We visualize the Mapper graph by coloring each node according to the mean class label (0 or 1). Since the dataset contains two classes—one for each circle—this coloring helps us verify whether the graph structure aligns with the true geometry of the data. Ideally, nodes corresponding to the inner and outer circles will show clear separation in color, revealing two distinct connected components in the graph.

[3]:

plot = MapperPlot(graph, dim=2, iterations=60, seed=42)

fig = plot.plot_plotly(
    colors=labels,
    cmap=["jet", "viridis", "cividis"],
    agg=np.nanmean,
    width=600,
    height=600,
)

fig.show(config={"scrollZoom": True}, renderer="notebook_connected")
# fig.write_image("circles_mean.png", width=500, height=500)

To explore areas where the two classes might overlap or be hard to distinguish, we color each node by the standard deviation of class labels.
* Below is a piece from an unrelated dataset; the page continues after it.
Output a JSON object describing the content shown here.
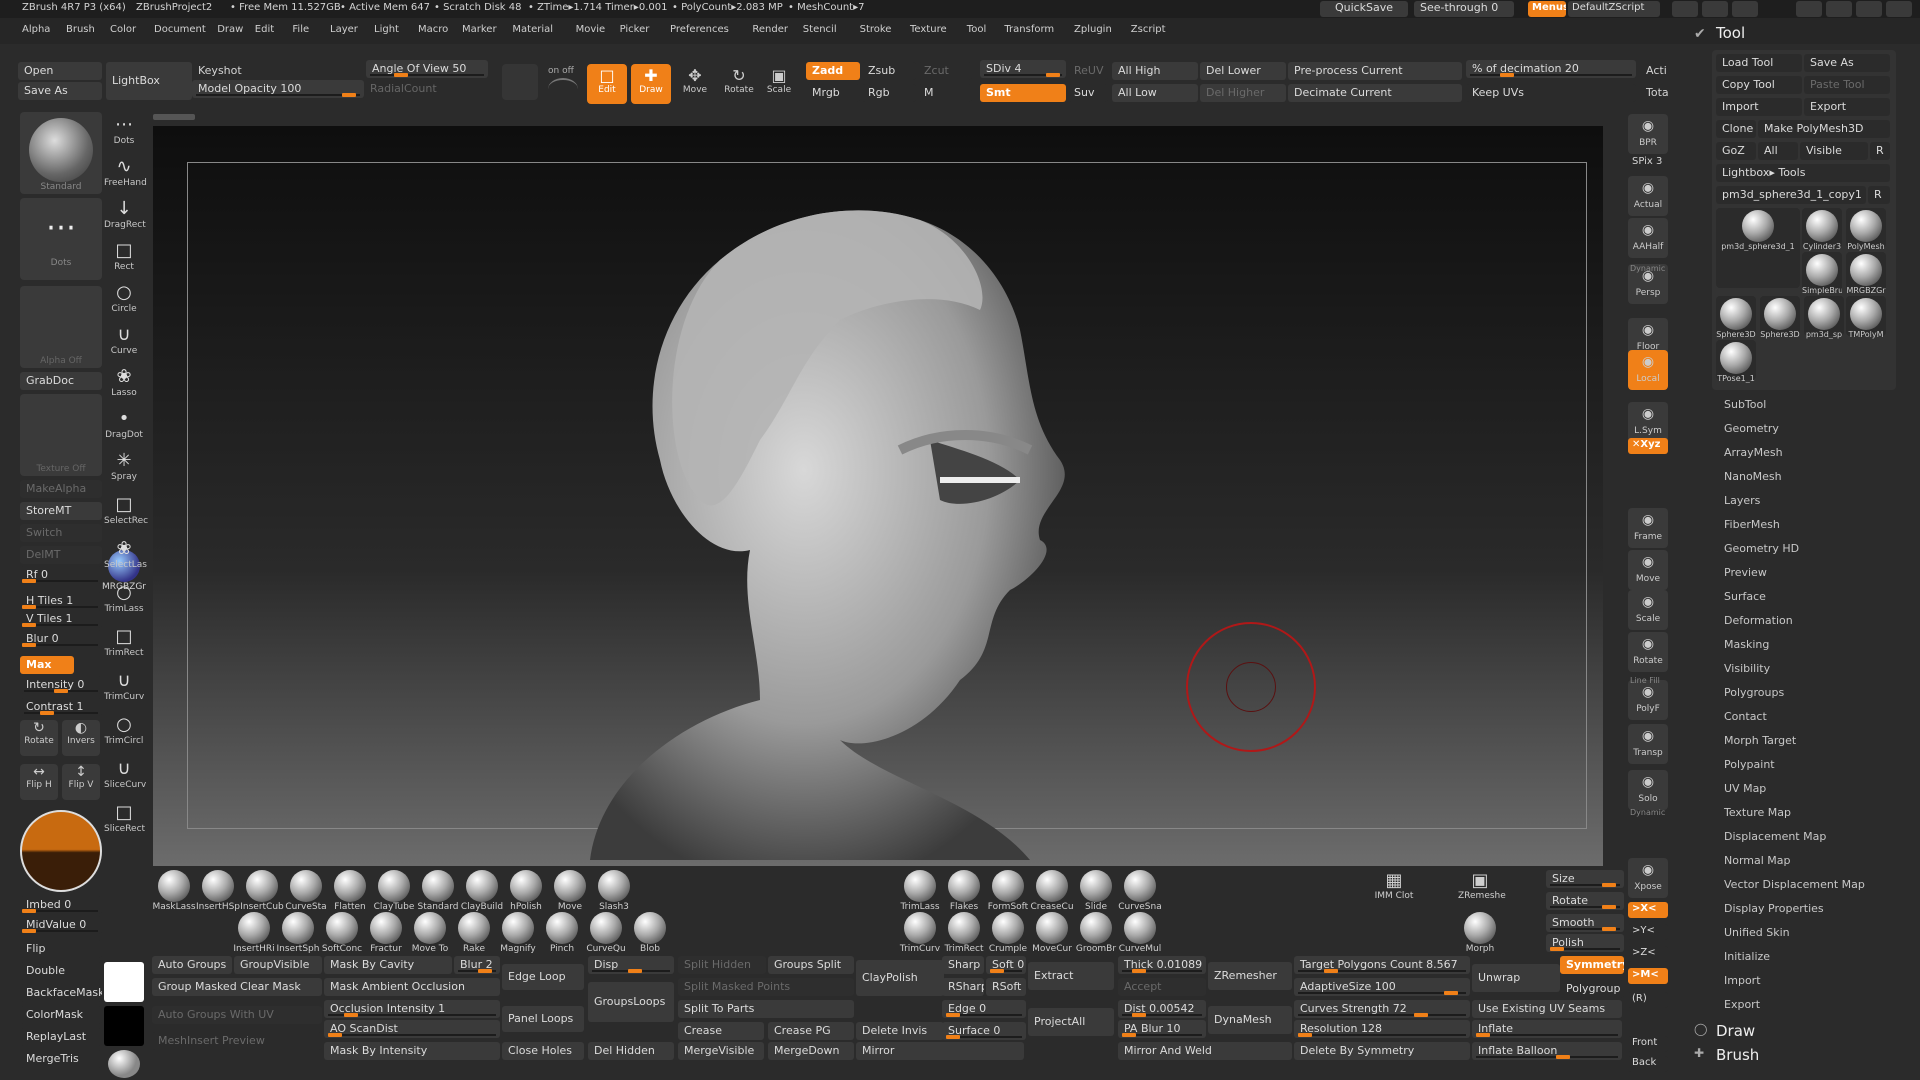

A low standard deviation (close to 0) indicates that all samples in a node belong to the same class, while a higher value suggests label ambiguity within the node. This helps highlight transitional regions in the dataset where class boundaries may not be as sharp—useful when analyzing real-world data where such ambiguity is common.

[4]:


fig = plot.plot_plotly(
    colors=labels,
    cmap=["jet", "viridis", "cividis"],
    agg=np.nanstd,
    width=600,
    height=600,
)

fig.show(config={"scrollZoom": True}, renderer="notebook_connected")
# fig.write_image("circles_std.png", width=500, height=500)

Conclusions

This simple example demonstrates how the Mapper algorithm can uncover meaningful topological structures, even in a basic synthetic dataset. By combining dimensionality reduction (PCA), a thoughtful cover strategy, and clustering, Mapper captures the two-loop shape of concentric circles and visualizes label consistency and ambiguity across the dataset. This forms a solid foundation for applying Mapper to more complex, real-world datasets.